Berdasarkan keputusan itu, penegak hukum baru dapat melakukan tindakan hukum terhadap seseorang yang diduga melakukan tindakan makar apabila orang yang bersangkutan telah melakukan tindakan serangan dan telah nyata timbul korban.
"Lain halnya dengan dengan rumusan yang telah ada seperti pada tindak pidana makar seperti saat ini yang harus dikaitkan antara Pasal 87 ataupun Pasal 53 KUHP," tulisnya.
Anggota Komisi III DPR Fraksi Taufik Basari mengapresiasi definisi makar di RKUHP diperketat. Menurutnya, hal tersebut sebagai bentuk baik menjaga demokrasi.
"Poin 8, Pasal 160 terima kasih sekali lagi masukan yang kami sampaikan ke pemerintah sudah bisa diakomodir, sehingga makar sesuai dengan maksud dari orisinalitasnya, yaitu serangan," kata Taufik Basari atau Tobas di rapat kerja yang sama.

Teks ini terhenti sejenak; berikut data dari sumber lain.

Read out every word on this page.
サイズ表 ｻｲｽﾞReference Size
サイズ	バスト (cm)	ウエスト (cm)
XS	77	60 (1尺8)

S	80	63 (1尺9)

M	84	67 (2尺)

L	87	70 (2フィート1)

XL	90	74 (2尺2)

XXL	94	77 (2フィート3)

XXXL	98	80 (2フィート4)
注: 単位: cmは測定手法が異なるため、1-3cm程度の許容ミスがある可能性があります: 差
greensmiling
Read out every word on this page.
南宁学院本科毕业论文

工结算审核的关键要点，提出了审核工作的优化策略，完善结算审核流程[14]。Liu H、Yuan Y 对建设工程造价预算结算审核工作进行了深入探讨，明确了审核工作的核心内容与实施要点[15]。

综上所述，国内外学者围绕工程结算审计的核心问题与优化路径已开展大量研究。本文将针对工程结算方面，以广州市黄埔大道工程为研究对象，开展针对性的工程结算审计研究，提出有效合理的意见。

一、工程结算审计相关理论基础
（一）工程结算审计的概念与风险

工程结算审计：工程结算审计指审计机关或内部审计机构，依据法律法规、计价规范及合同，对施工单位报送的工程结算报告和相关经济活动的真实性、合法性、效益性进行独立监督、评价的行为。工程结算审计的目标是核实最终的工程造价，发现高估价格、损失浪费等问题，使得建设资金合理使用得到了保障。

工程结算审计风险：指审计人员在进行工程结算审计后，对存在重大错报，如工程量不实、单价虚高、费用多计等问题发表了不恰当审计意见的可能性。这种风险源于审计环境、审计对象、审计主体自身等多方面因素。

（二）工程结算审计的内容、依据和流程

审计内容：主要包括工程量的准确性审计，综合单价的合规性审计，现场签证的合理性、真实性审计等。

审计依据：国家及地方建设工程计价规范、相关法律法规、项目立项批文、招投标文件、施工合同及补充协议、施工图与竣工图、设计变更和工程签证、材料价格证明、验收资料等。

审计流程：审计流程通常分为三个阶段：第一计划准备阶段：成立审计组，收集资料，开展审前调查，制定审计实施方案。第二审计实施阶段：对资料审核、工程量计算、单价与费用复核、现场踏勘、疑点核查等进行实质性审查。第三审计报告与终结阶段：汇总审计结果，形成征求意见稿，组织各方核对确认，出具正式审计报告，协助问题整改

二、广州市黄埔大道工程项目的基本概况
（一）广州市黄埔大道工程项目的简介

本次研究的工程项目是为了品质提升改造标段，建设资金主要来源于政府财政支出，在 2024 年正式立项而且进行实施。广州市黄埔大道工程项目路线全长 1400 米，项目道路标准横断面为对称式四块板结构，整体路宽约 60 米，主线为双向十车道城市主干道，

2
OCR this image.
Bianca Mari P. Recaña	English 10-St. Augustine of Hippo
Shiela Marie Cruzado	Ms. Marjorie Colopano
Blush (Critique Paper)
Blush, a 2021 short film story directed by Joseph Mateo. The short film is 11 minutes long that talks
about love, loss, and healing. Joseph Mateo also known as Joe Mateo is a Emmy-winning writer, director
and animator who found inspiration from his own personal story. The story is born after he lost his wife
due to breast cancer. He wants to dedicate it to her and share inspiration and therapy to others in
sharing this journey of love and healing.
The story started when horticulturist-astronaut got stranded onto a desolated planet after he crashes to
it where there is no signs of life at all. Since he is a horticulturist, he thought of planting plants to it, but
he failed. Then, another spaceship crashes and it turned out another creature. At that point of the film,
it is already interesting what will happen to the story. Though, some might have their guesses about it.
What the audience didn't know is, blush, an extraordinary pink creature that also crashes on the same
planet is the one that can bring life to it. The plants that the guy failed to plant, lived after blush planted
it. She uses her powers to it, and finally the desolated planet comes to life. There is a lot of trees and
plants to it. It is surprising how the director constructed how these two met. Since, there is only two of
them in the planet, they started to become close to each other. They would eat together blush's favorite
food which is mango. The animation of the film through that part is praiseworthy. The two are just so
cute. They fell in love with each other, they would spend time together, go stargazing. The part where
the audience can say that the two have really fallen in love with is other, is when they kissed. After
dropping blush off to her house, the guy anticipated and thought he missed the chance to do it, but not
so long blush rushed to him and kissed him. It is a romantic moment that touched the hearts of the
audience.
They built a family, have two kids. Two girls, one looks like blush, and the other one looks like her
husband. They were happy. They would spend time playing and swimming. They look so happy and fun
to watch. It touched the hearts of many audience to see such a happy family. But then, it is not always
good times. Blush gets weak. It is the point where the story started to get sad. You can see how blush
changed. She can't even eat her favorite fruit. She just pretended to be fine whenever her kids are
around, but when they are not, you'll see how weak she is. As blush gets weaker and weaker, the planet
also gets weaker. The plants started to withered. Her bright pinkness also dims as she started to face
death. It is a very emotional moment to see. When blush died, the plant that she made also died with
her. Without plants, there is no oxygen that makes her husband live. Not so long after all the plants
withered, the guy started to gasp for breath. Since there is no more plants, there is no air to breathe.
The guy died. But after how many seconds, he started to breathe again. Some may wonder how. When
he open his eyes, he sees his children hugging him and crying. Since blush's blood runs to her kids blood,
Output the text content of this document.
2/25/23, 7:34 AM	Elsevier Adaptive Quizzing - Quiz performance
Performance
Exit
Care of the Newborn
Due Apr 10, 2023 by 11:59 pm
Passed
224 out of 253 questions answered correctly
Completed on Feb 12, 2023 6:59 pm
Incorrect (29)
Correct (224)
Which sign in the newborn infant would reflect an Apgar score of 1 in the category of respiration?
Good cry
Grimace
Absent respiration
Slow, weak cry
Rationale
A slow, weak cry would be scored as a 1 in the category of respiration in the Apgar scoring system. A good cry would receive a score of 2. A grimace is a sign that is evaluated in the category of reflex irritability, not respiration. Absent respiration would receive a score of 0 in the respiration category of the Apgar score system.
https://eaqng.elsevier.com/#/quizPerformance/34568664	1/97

Tobas menilai perubahan tersebut merupakan suatu kemajuan. Menurutnya, pengetatan istilah itu bisa menjaga demokrasi.
"Menurut saya, kita harus berikan apresiasi kepada pemerintah dengan mengakomodasi untuk mengganti, bukan mengganti, menjelaskan. Kata makar sebagai serangan ini bentuk itikad baik menjaga demokrasi, supaya jelas publik terkait perubahan-perubahan ini," katanya.
Hal serupa disampaikan anggota Komisi III Fraksi Demokrat, Hinca Panjaitan. Ia setuju dengan perumusan kata 'makar' yang berganti.
"Butir 8 pasal 160 kami juga sepakat ini karena isu tentang makar panjang sekali sejarah dan ceritanya. Akan sangat bergantung kepada siapa yang berkuasa sehingga seringkali menjadi subjektif," kata dia.
Lihat juga video 'Penyelesaian RKUHP Terganjal Pasal yang Belum Tersinkronisasi':
Simak selengkapnya di halaman selanjutnya:
(rfs/fas)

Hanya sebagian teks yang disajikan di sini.